Гринсон не стер эти записи. Во всяком случае, не сразу. Скорее из-за голоса, чем из-за слов. Хотя он и считал себя придающим смысл сказанному, но этот голос против воли превратил его в воспринимающего. Он дал их своему коллеге, чтобы тот прослушал их. Один. Позднее они смогут обсудить услышанное, если захотят.
Слушая первую запись, Уэкслер даже привскочил. «Я пошла к Джоан Кроуфорд. Она попросила меня подождать, пока она сделает клизму своей дочке. Малышка кричала, что не хочет клизму. Не хочет, чтобы клизму ставила мама. Кроуфорд так разозлилась, что чуть не ударила ее. Я предложила сделать клизму сама. Я поставила клизму этому ангелочку так нежно, что она даже засмеялась. Джоан кисло взглянула на меня и сказала: «По-моему, детей не надо баловать». У меня было впечатление, что она склонна жестоко обращаться со своей дочерью… Доктор, я хочу, чтобы вы помогли мне избавиться от Муррей. Вчера вечером, когда она ставила мне клизму, я подумала: «Вы превосходно это умеете, милочка, но вам придется уйти». Доктор, на самом деле мы с ней не любим друг друга.
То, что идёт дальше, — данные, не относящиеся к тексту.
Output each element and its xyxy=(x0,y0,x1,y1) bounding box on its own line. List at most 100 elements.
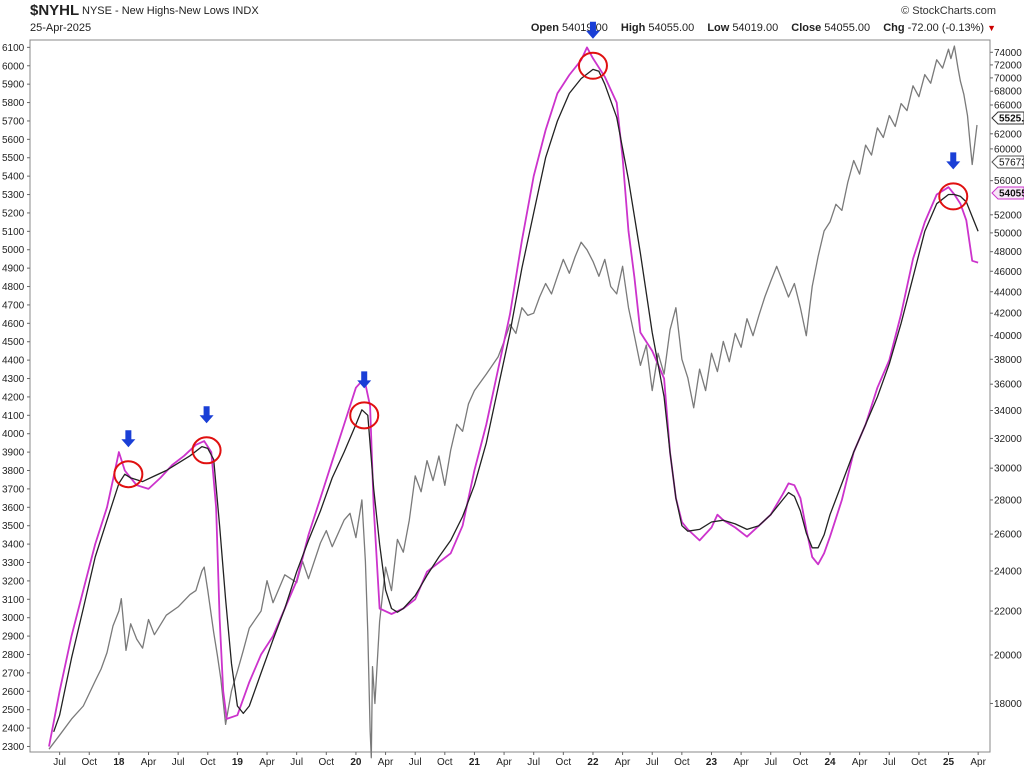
x-axis-tick-label: Jul xyxy=(764,757,777,768)
x-axis-tick-label: Jul xyxy=(646,757,659,768)
right-axis-tick-label: 72000 xyxy=(994,60,1022,71)
left-axis-tick-label: 6000 xyxy=(2,61,25,72)
left-axis-tick-label: 2500 xyxy=(2,705,25,716)
high-value: 54055.00 xyxy=(648,22,695,34)
left-axis-tick-label: 3000 xyxy=(2,613,25,624)
x-axis-tick-label: Apr xyxy=(615,757,631,768)
left-axis-tick-label: 4200 xyxy=(2,392,25,403)
x-axis-tick-label: Apr xyxy=(852,757,868,768)
right-axis-tick-label: 50000 xyxy=(994,228,1022,239)
down-arrow-icon xyxy=(121,430,136,448)
x-axis-tick-label: Apr xyxy=(496,757,512,768)
right-axis-tick-label: 74000 xyxy=(994,48,1022,59)
value-tag-box xyxy=(991,186,1024,200)
left-axis-tick-label: 4500 xyxy=(2,337,25,348)
down-arrow-icon xyxy=(199,406,214,424)
open-label: Open xyxy=(530,22,559,34)
right-axis-tick-label: 48000 xyxy=(994,247,1022,258)
down-arrow-icon xyxy=(357,371,372,389)
x-axis-tick-label: Oct xyxy=(437,757,453,768)
left-axis-tick-label: 4100 xyxy=(2,411,25,422)
left-axis-tick-label: 4300 xyxy=(2,374,25,385)
price-line xyxy=(48,45,978,759)
plot-frame xyxy=(29,39,991,753)
x-axis-tick-label: Oct xyxy=(911,757,927,768)
low-label: Low xyxy=(707,22,730,34)
x-axis-tick-label: Jul xyxy=(290,757,303,768)
right-axis-tick-label: 44000 xyxy=(994,287,1022,298)
right-axis-tick-label: 60000 xyxy=(994,144,1022,155)
x-axis-tick-label: 21 xyxy=(469,757,481,768)
left-axis-tick-label: 3100 xyxy=(2,595,25,606)
ohlc-readout: Open 54019.00 High 54055.00 Low 54019.00 Cl… xyxy=(531,22,996,34)
right-axis-tick-label: 52000 xyxy=(994,210,1022,221)
highlight-circle xyxy=(349,401,380,430)
left-axis-tick-label: 2300 xyxy=(2,742,25,753)
x-axis-tick-label: Oct xyxy=(200,757,216,768)
left-axis-tick-label: 4600 xyxy=(2,319,25,330)
highlight-circle xyxy=(113,460,144,489)
right-axis-tick-label: 62000 xyxy=(994,129,1022,140)
right-axis-tick-label: 34000 xyxy=(994,406,1022,417)
close-value: 54055.00 xyxy=(824,22,871,34)
left-axis-tick-label: 4000 xyxy=(2,429,25,440)
down-arrow-icon xyxy=(585,21,600,39)
x-axis-tick-label: Oct xyxy=(556,757,572,768)
left-axis-tick-label: 5700 xyxy=(2,116,25,127)
left-axis-tick-label: 2700 xyxy=(2,668,25,679)
left-axis-tick-label: 4700 xyxy=(2,300,25,311)
x-axis-tick-label: Oct xyxy=(793,757,809,768)
x-axis-tick-label: Apr xyxy=(378,757,394,768)
left-axis-tick-label: 5200 xyxy=(2,208,25,219)
chg-value: -72.00 (-0.13%) xyxy=(907,22,985,34)
x-axis-tick-label: 23 xyxy=(706,757,718,768)
right-axis-tick-label: 46000 xyxy=(994,267,1022,278)
right-axis-tick-label: 24000 xyxy=(994,566,1022,577)
left-axis-tick-label: 3600 xyxy=(2,503,25,514)
left-axis-tick-label: 4400 xyxy=(2,356,25,367)
value-tag-label: 5525.2 xyxy=(999,114,1024,125)
highlight-circle xyxy=(191,436,222,465)
left-axis-tick-label: 5600 xyxy=(2,135,25,146)
right-axis-tick-label: 38000 xyxy=(994,355,1022,366)
right-axis-tick-label: 36000 xyxy=(994,380,1022,391)
x-axis-tick-label: Apr xyxy=(733,757,749,768)
right-axis-tick-label: 68000 xyxy=(994,87,1022,98)
chart-name: NYSE - New Highs-New Lows INDX xyxy=(82,5,259,17)
high-label: High xyxy=(620,22,646,34)
right-axis-tick-label: 42000 xyxy=(994,309,1022,320)
chart-symbol: $NYHL xyxy=(30,2,80,19)
left-axis-tick-label: 5100 xyxy=(2,227,25,238)
right-axis-tick-label: 18000 xyxy=(994,699,1022,710)
left-axis-tick-label: 5800 xyxy=(2,98,25,109)
x-axis-tick-label: Jul xyxy=(409,757,422,768)
left-axis-tick-label: 2900 xyxy=(2,632,25,643)
left-axis-tick-label: 3700 xyxy=(2,484,25,495)
x-axis-tick-label: 19 xyxy=(232,757,244,768)
left-axis-tick-label: 4900 xyxy=(2,264,25,275)
left-axis-tick-label: 3400 xyxy=(2,540,25,551)
highlight-circle xyxy=(938,182,969,211)
trend-line xyxy=(53,68,979,733)
chg-down-icon: ▼ xyxy=(987,23,996,33)
x-axis-tick-label: 24 xyxy=(824,757,836,768)
low-value: 54019.00 xyxy=(732,22,779,34)
left-axis-tick-label: 4800 xyxy=(2,282,25,293)
x-axis-tick-label: Apr xyxy=(970,757,986,768)
left-axis-tick-label: 5300 xyxy=(2,190,25,201)
right-axis-tick-label: 66000 xyxy=(994,100,1022,111)
left-axis-tick-label: 3900 xyxy=(2,448,25,459)
value-tag-box xyxy=(991,155,1024,169)
x-axis-tick-label: Apr xyxy=(259,757,275,768)
left-axis-tick-label: 5900 xyxy=(2,80,25,91)
right-axis-tick-label: 22000 xyxy=(994,607,1022,618)
close-label: Close xyxy=(791,22,822,34)
value-tag-label: 54055. xyxy=(999,189,1024,200)
chg-label: Chg xyxy=(883,22,905,34)
left-axis-tick-label: 3200 xyxy=(2,576,25,587)
right-axis-tick-label: 40000 xyxy=(994,331,1022,342)
x-axis-tick-label: 22 xyxy=(587,757,599,768)
right-axis-tick-label: 32000 xyxy=(994,434,1022,445)
left-axis-tick-label: 5000 xyxy=(2,245,25,256)
left-axis-tick-label: 3500 xyxy=(2,521,25,532)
Я не выношу наглости и неуважения, которые она проявляет каждый раз, когда я прошу ее что-то сделать… Пока я диктовала эту историю, я вспомнила о клизмах, которые мне ставили в детстве. Они принадлежат к категории вытесненных воспоминаний, как их называете вы и доктор Фрейд. Я поработаю над этим и передам вам другую кассету».
На второй кассете Мэрилин уже не говорила об этом.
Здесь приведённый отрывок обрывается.